La Corte di Appello di Bari ha confermato la condanna a 10 mesi e 20 giorni di reclusione per un medico in servizio nel 2010 presso l’Ospedale di Bitonto. L’uomo, che ha ottenuto la sospensione condizionale della pena, era finito a giudizio per la morte di una paziente di 52 anni giunta in Pronto soccorso accusando un forte dolore al petto.
La paziente venne dimessa dopo appena 24 minuti con una diagnosi di torocoalgia e la prescrizione di una cura di aerosol ma la mattina successiva si era accasciata in casa priva di sensi. Nonostante l’intervento del 118 e la disperata corsa verso l’Ospedale San Paolo Di Bari, la signora non sopravvisse. Poco dopo le 10, venne accertato il decesso per “insufficienza cardiorespiratoria irreversibile”.
Secondo le conclusioni dei medici legali incaricati dalla Procura, in seguito alla denuncia presentata dai familiari della vittima, la morte sarebbe stata causata da una dissezione con rottura aortica del cavo pleurico.

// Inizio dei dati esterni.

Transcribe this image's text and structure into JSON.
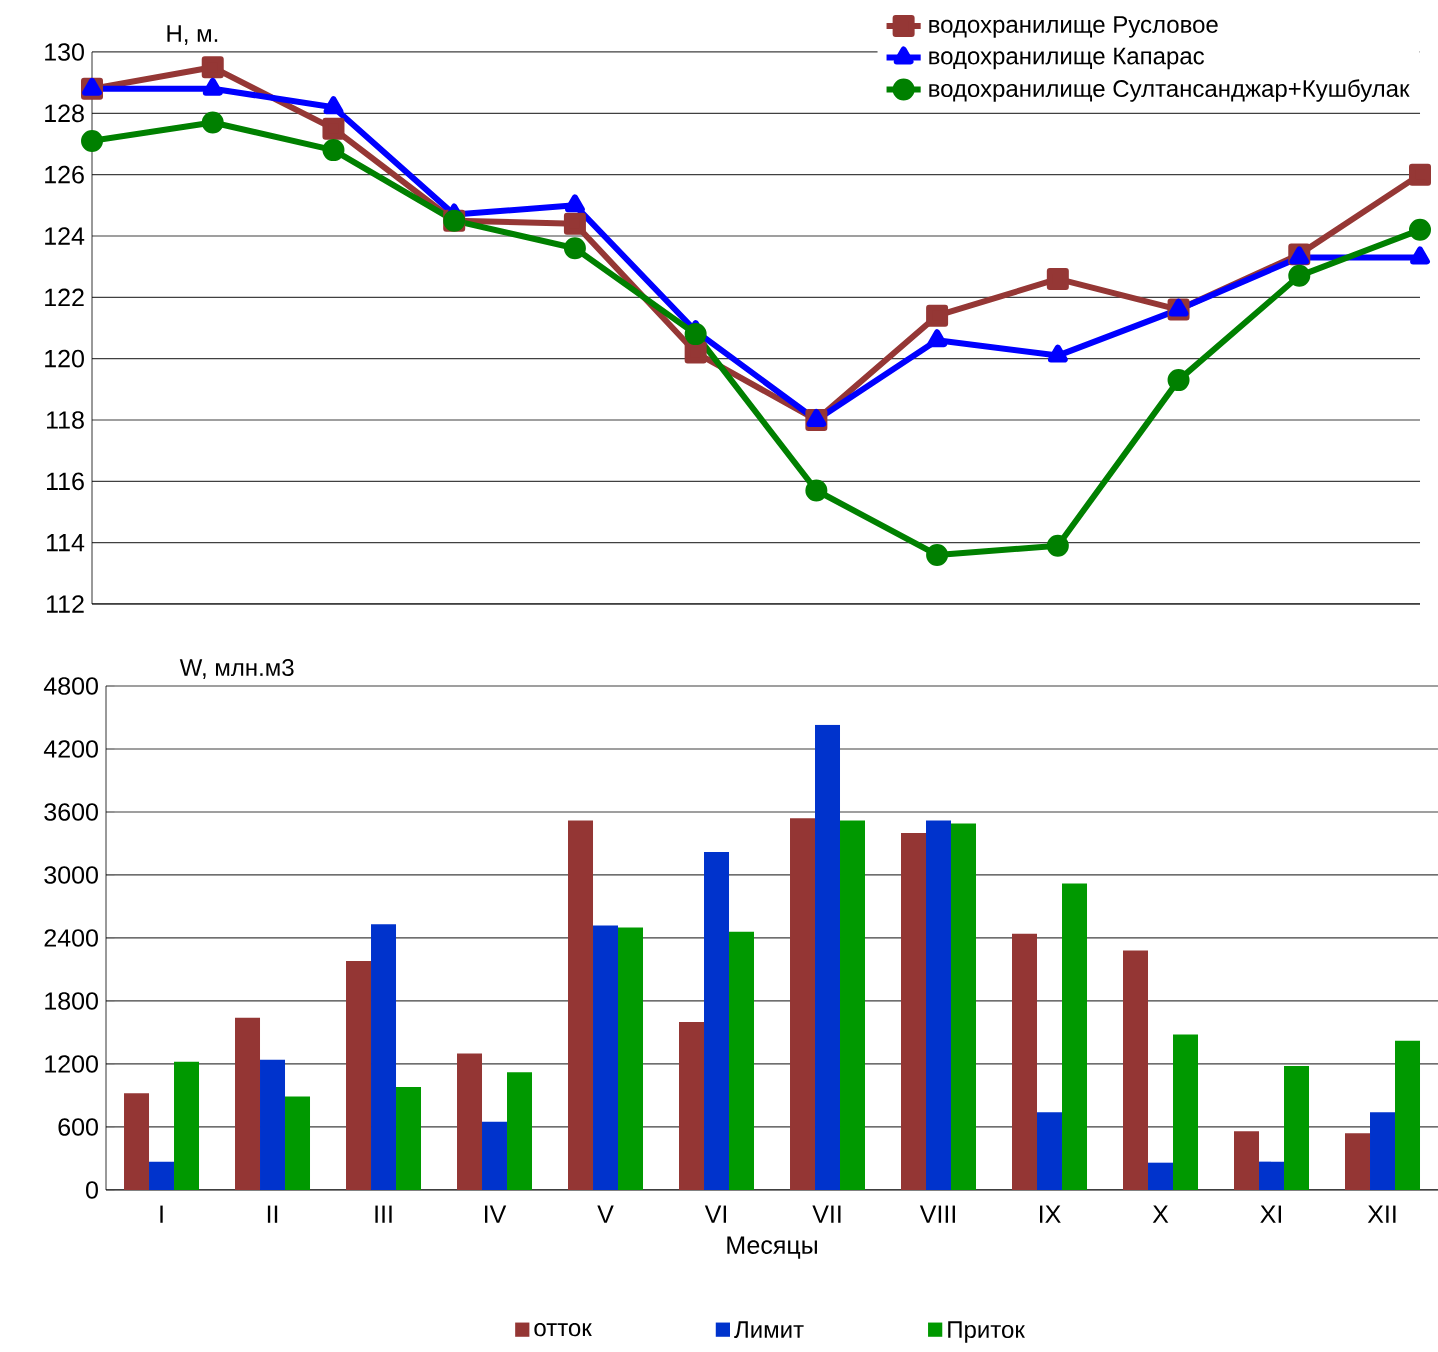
{
  "chart_data": [
    {
      "type": "line",
      "ylabel": "H, м.",
      "categories": [
        null,
        null,
        null,
        null,
        null,
        null,
        null,
        null,
        null,
        null,
        null,
        null
      ],
      "ylim": [
        112,
        130
      ],
      "yticks": [
        112,
        114,
        116,
        118,
        120,
        122,
        124,
        126,
        128,
        130
      ],
      "grid": "y",
      "legend": "top right",
      "line_style": "solid",
      "series": [
        {
          "name": "водохранилище Русловое",
          "color": "#953735",
          "marker": "square",
          "values": [
            128.8,
            129.5,
            127.5,
            124.5,
            124.4,
            120.2,
            118.0,
            121.4,
            122.6,
            121.6,
            123.4,
            126.0
          ]
        },
        {
          "name": "водохранилище Капарас",
          "color": "#0000ff",
          "marker": "triangle",
          "values": [
            128.8,
            128.8,
            128.2,
            124.7,
            125.0,
            120.9,
            118.0,
            120.6,
            120.1,
            121.6,
            123.3,
            123.3
          ]
        },
        {
          "name": "водохранилище Султансанджар+Кушбулак",
          "color": "#008000",
          "marker": "circle",
          "values": [
            127.1,
            127.7,
            126.8,
            124.5,
            123.6,
            120.8,
            115.7,
            113.6,
            113.9,
            119.3,
            122.7,
            124.2
          ]
        }
      ]
    },
    {
      "type": "bar",
      "ylabel": "W, млн.м3",
      "xlabel": "Месяцы",
      "categories": [
        "I",
        "II",
        "III",
        "IV",
        "V",
        "VI",
        "VII",
        "VIII",
        "IX",
        "X",
        "XI",
        "XII"
      ],
      "ylim": [
        0,
        4800
      ],
      "yticks": [
        0,
        600,
        1200,
        1800,
        2400,
        3000,
        3600,
        4200,
        4800
      ],
      "grid": "y",
      "legend": "bottom",
      "series": [
        {
          "name": "отток",
          "color": "#943634",
          "values": [
            920,
            1640,
            2180,
            1300,
            3520,
            1600,
            3540,
            3400,
            2440,
            2280,
            560,
            540
          ]
        },
        {
          "name": "Лимит",
          "color": "#0033cc",
          "values": [
            270,
            1240,
            2530,
            650,
            2520,
            3220,
            4430,
            3520,
            740,
            260,
            270,
            740
          ]
        },
        {
          "name": "Приток",
          "color": "#009900",
          "values": [
            1220,
            890,
            980,
            1120,
            2500,
            2460,
            3520,
            3490,
            2920,
            1480,
            1180,
            1420
          ]
        }
      ]
    }
  ]
}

Nella relazione medica dei periti si fa riferimento a un gestione medica posta in essere presso il Pronto Soccorso di Bitonto “censurabile per la sussistenza di elementi di colpa caratterizzati da negligenza (per aver omesso di effettuare o, almeno, disporre un monitoraggio clinico-strumentale-laboratoristico ben più prolungato di quello concretamente attuato), imprudenza (per aver frettolosamente dimesso la paziente senza neanche un’ipotesi diagnostica orientativa), ed anche imperizia, almeno relativamente ai consigli terapeutici, che non tennero conto né dell’assenza di indicazioni, né, cosa ancor più grave, di precise controindicazioni, almeno potenziali (grave cardiopatia presunta in atto), all’assunzione del principio attivo “Breva”.
Secondo i consulenti. l’adozione della condotta medica che doveva ritenersi più corretta in quei frangenti “avrebbe comportato un rilevante incremento, per la paziente, delle chances di sopravvivenza a lungo termine”, scongiurando o ritardando significativamente l’evento-morte.
Dopo il rinvio a giudizio e la condanna in primo grado, con rito abbreviato, nel 2013, la sentenza dei giudici di appello conferma quindi i profili di responsabilità del camice bianco che ora dovrà oltretutto risarcire il figlio e i fratelli della vittima, secondo quanto verrà disposto in sede civile.